Ознакомительная версия. Доступно 13 страниц из 61
Кстати, от Атаго до Уэно не меньше часа пешего хода. И хотя место это действительно подходящее для самоубийства (в 1868 году там вскрыли себе животы десятки мятежных самураев), дойти до него по дотла сожженному разбомбленному городу, по пустырям, усеянным битой черепицей, разрушенным дорогам и провалившимся мостам было непросто. Ноги унесли героя Кима в сторону от Уэно и привели его в Вакамия-тё — к дому Осьминога, но теперь мы понимаем, что это самого автора ведут воспоминания и приводят к дому его детства и юности, дому, которого тоже нет, — мятежные офицеры по ошибке забросали его гранатами. Старого, знакомого и родного Токио больше нет.
Но проходит два года, и все чудесным образом меняется. Скрывавшийся в горах от американской военной полиции герой повести возвращается в город: «Общежитие в Усигомэ стало неузнаваемым. У входа висела большая вывеска — на ней было написано по-английски “Манила-клуб” и нарисован щит с косой полосой и лошадиной головой в углу.
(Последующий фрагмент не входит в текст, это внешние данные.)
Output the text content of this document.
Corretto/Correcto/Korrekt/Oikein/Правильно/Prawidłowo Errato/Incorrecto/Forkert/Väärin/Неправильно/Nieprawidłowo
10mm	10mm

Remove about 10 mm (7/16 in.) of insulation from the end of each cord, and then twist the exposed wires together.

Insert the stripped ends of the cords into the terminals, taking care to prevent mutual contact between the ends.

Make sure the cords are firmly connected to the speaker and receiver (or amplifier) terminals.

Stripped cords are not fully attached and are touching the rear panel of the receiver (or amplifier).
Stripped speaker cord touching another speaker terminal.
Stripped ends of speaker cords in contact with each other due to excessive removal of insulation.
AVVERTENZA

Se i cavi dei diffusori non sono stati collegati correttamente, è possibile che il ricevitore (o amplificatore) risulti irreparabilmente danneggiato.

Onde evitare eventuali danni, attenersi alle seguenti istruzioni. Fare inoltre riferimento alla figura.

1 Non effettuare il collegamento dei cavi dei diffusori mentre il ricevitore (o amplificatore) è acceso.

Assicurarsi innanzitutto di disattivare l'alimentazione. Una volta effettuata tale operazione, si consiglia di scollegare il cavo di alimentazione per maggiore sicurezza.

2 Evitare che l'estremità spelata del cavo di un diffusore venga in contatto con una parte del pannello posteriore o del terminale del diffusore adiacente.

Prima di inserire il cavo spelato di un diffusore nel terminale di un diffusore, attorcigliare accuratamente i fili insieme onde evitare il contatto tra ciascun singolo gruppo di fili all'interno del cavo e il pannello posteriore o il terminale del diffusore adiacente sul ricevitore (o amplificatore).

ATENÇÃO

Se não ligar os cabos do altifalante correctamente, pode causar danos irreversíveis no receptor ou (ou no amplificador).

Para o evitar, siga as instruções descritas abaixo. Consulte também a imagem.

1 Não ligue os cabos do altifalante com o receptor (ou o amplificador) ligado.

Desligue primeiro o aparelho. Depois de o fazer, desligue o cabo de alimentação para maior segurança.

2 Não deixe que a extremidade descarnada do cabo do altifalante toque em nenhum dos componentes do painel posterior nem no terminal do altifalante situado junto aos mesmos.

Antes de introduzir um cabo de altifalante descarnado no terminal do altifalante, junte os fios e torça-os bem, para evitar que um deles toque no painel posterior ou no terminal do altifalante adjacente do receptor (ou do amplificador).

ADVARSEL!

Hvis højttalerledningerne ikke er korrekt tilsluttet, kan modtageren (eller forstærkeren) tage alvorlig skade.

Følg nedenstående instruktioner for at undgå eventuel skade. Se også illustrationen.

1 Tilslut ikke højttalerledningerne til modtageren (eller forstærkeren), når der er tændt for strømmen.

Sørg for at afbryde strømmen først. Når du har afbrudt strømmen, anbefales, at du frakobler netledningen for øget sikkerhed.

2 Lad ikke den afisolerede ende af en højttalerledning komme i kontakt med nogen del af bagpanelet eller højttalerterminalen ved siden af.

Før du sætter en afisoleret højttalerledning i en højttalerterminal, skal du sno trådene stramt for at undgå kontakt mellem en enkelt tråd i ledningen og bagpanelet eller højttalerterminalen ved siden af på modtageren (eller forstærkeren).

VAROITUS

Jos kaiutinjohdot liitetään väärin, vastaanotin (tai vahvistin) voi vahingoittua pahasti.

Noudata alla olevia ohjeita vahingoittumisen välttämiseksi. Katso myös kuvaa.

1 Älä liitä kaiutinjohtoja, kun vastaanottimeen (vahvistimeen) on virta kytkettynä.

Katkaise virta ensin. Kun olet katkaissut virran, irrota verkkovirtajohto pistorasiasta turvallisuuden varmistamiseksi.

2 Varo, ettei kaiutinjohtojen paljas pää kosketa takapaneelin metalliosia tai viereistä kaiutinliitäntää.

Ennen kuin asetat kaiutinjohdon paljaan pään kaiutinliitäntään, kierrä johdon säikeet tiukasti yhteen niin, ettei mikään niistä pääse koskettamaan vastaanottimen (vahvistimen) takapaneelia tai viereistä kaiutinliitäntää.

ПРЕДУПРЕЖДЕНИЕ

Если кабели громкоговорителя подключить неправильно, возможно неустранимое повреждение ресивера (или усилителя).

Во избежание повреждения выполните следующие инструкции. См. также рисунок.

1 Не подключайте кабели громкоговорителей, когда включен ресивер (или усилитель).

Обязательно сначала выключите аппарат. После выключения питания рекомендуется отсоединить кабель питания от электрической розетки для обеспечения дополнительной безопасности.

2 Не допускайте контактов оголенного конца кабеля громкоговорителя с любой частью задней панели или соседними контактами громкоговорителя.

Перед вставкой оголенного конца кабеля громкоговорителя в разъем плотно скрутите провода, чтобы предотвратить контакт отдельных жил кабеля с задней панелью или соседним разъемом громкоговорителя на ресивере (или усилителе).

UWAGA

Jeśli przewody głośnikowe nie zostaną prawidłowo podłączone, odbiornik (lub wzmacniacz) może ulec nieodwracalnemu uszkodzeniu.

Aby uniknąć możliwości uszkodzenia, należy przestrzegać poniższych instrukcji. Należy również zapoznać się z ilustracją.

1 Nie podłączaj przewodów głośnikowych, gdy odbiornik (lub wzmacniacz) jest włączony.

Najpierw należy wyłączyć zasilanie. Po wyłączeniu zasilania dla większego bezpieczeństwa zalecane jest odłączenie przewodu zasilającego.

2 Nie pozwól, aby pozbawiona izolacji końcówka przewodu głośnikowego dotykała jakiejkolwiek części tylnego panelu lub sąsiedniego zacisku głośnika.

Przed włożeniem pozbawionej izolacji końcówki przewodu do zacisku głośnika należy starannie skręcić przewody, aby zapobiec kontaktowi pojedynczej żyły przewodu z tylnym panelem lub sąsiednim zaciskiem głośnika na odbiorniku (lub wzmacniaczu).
А рядом с этой вывеской висела совсем маленькая — “Представительство компании по производству дрожжевых удобрений”.
Токио выглядел именно так, как должна была выглядеть покоренная и обесчещенная столица. Всюду зияли выжженные пустыри, но на Гиндзе в Асакуса, Синдзюку и Уэно жизнь кипела вовсю. Ярко раскрашенные бараки-кинотеатрики, кафе, дансинги, бары — были переполнены. Одних кафе в Токио функционировало свыше двадцати тысяч. Большинство вывесок было выдержано в духе новой эры: “Кэпитал”, “Сентрал”, “Парадайз”, “Сван”, “Майами”, “Нью”, “Флорида” и так далее. Перед этими пестрыми бараками толпились размалеванные девицы — панпаны. Эту кличку им дали их главные клиенты — американские солдаты. Панпаны были одеты по последней европейской моде и носили высоко взбитую прическу, прозванную “атомной бомбой”. Впрочем, воспоминание об этой бомбе сохранилось не только в виде прически. Я встретил в метро женщину со следами ожогов и разноцветными полосами на лице. Мне сказали, что она из Хиросимы — ее так изукрасили лучи бомбы. Токио с его выжженными пустырями и кварталами пестрых бараков был похож на эту женщину из Хиросимы».
А вот еще один эпизод, свидетельствующий о глубоком знании обстановки в Токио в то время: «Сидя в деревенском бесте, я целыми днями спал от скуки. После переезда в Токио я решил избавиться от этой привычки и начал принимать хиропон — патентованное бодрящее средство, вошедшее в моду после войны… Он стоил дешевле американских сигарет, продававшихся в “Тоёко” — магазине бывшего премьер-министра принца Хигасикуни».
Герой Кима садится в троллейбус на станции Ёцуя (это недалеко от Усигомэ), бесцельно бродит по Западной Гиндзе, попадает в переделку с американской военной полицией на рынке в Киссёдзи, «где собираются спекулянты со всех концов столицы», наконец, под конвоем «мы спускаемся вниз к Тамеикэ и направляемся в сторону Хибия. Вскоре передо мной появилось семиэтажное здание Общества взаимного страхования жизни — штаб американского главнокомандующего».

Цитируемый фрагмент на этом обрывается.